# Thread: Real Hard Geo Question, need help

1. ## Real Hard Geo Question, need help

Let ABC be a triangle with right angle C. The mid-point of the hypotenuse AB is twice as far from the side BC as it is from side AC. Find the length of the side AC, if AB = 10cm.

2. ## Wording

The wording of your question is a bit confusing. By the distance from midpoint of $\displaystyle AB$ to $\displaystyle BC$ and $\displaystyle AC$, do you mean the distance $\displaystyle DE$ and $\displaystyle DF$ as I have in my diagram?

This is how I did the calculation, if this is wrong, just let me know.

Let $\displaystyle DE=x, DF=2x$
As point, by letting $\displaystyle \angle{B}=\theta$ and $\displaystyle \angle{A}=90-\theta$, we see that the triangles $\displaystyle AED$and $\displaystyle DFB$are the same.

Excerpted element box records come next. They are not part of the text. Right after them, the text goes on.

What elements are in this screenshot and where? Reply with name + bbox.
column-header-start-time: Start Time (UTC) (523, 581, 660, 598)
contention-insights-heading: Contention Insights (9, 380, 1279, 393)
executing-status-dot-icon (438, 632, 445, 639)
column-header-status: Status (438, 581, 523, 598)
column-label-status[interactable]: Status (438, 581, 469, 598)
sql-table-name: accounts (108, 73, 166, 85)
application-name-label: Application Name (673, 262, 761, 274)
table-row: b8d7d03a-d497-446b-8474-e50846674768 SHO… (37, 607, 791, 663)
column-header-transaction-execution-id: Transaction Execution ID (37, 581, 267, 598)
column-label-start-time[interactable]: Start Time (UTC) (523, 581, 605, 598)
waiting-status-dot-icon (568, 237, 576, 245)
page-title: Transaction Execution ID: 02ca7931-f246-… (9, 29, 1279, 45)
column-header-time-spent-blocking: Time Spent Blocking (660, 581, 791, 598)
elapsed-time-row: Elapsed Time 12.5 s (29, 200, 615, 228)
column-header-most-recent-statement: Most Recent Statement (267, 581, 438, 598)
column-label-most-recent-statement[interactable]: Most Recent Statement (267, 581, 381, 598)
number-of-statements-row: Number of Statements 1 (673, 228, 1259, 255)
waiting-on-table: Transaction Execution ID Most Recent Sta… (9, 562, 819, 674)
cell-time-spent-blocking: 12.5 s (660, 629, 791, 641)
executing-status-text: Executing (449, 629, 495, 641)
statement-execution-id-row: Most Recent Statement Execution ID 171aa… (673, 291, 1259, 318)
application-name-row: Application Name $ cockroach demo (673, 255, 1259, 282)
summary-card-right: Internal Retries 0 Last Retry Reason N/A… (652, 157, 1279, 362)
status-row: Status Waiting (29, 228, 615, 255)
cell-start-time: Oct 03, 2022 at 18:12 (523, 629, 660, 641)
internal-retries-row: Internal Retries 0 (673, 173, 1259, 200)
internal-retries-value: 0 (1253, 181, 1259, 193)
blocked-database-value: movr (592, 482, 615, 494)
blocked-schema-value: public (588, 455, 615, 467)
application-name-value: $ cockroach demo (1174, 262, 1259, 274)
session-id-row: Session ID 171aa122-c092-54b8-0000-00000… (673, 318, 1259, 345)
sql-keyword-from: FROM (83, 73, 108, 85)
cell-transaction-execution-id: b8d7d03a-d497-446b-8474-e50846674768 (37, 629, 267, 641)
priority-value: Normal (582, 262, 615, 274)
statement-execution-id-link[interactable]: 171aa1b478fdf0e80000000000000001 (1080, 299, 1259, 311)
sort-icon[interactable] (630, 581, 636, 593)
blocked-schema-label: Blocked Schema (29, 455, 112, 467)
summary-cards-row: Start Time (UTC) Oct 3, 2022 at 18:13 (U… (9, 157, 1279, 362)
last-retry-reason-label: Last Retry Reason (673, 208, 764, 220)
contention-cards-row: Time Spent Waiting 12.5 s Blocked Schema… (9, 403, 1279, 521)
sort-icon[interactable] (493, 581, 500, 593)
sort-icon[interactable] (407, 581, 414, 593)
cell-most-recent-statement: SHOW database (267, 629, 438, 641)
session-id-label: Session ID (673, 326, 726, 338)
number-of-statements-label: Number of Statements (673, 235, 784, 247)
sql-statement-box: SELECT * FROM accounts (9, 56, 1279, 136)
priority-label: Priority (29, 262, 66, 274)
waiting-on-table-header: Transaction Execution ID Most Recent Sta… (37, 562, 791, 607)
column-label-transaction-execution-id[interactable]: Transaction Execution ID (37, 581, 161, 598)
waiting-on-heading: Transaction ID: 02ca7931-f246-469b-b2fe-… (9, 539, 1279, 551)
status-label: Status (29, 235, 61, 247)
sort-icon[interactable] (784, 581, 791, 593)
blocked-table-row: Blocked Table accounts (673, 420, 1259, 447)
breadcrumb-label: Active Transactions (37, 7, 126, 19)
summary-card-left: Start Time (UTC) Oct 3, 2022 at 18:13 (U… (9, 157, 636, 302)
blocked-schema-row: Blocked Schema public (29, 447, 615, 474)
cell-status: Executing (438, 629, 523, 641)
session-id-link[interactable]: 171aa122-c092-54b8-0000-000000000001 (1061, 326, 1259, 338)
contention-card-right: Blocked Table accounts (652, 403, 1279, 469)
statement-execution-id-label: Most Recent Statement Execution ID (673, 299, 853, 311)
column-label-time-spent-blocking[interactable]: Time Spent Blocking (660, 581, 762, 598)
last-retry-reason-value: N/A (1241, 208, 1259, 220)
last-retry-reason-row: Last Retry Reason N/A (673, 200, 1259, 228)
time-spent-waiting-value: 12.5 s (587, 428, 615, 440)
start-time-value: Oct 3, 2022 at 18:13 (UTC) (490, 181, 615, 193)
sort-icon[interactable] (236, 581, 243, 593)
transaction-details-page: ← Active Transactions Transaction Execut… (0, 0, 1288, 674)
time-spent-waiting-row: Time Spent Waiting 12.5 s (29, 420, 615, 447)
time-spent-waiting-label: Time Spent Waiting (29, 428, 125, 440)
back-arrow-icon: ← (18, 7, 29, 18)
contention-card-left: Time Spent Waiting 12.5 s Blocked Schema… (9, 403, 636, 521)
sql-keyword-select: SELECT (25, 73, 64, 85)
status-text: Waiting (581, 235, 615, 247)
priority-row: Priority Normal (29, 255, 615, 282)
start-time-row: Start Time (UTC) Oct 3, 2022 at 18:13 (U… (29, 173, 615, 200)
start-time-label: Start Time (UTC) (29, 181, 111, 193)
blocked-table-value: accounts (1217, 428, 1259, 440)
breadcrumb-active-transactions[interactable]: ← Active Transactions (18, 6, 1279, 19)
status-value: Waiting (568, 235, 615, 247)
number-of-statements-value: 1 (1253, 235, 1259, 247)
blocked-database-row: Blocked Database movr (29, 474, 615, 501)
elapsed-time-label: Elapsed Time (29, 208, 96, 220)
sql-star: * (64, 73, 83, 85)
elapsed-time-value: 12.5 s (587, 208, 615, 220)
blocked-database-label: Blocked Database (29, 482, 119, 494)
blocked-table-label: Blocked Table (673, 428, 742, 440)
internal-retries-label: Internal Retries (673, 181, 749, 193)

Thus
$\displaystyle AE=EC=2x$, $\displaystyle CF=FB=x$

Calculate for x with Pythagoras' theorem, and you'll find AC.

If my assumption is wrong, just let me know.

3. wait give me a minute.

4. Originally Posted by Vinsanity
Let ABC be a triangle with right angle C. The mid-point of the hypotenuse AB is twice as far from the side BC as it is from side AC. Find the length of the side AC, if AB = 10cm.

The 'Pythagoras' reference:
The distance BC is 2x and the disance CA is 4x

$\displaystyle (2x)^2 + (4x)^2 = 10^2$

$\displaystyle 4x^2 + 16x^2 = 10^2$

$\displaystyle x^2 (4+16) = 10^2$

$\displaystyle x^2 = \frac {10^2}{(4+16)}$

$\displaystyle x = \sqrt { \frac {10^2}{(4+16)} }$

NOTE:
This is being done ( not specificly or exactly for your benefit ) so that I can practice using Latex.

5. Why did you result using 2x in the first place

6. Originally Posted by Vinsanity
Why did you result using 2x in the first place
I'm sorry that wasn't clear.
My apologies.

Obviously my attempt at clarity wasn't.
You probably used this to answer the question anyway:

$\displaystyle \bar{AC} = 10 \times \sin \left ( \tan^{-1} \left ( \frac{2x}{x} \right ) \right )$

Again, sorry for the obfuscation.

7. Originally Posted by aidan
I'm sorry that wasn't clear.
My apologies.

Obviously my attempt at clarity wasn't.
You probably used this to answer the question anyway:

$\displaystyle \bar{AC} = 10 \times \sin \left ( \tan^{-1} \left ( \frac{2x}{x} \right ) \right )$

Again, sorry for the obfuscation.
You are very humble, though how can you use trig?

8. Originally Posted by Vinsanity
..., though how can you use trig?
I can use trig because I had a very good 6th grade teacher. The teacher was adamant that we know what a trig function did -- not merely able to write that tangent = sine/cosine or that sine = opposite / hypotenuse.

I can use trig because I practiced solving and creating trig problems.

There are many reasons that I can use trig, but those are the primaries.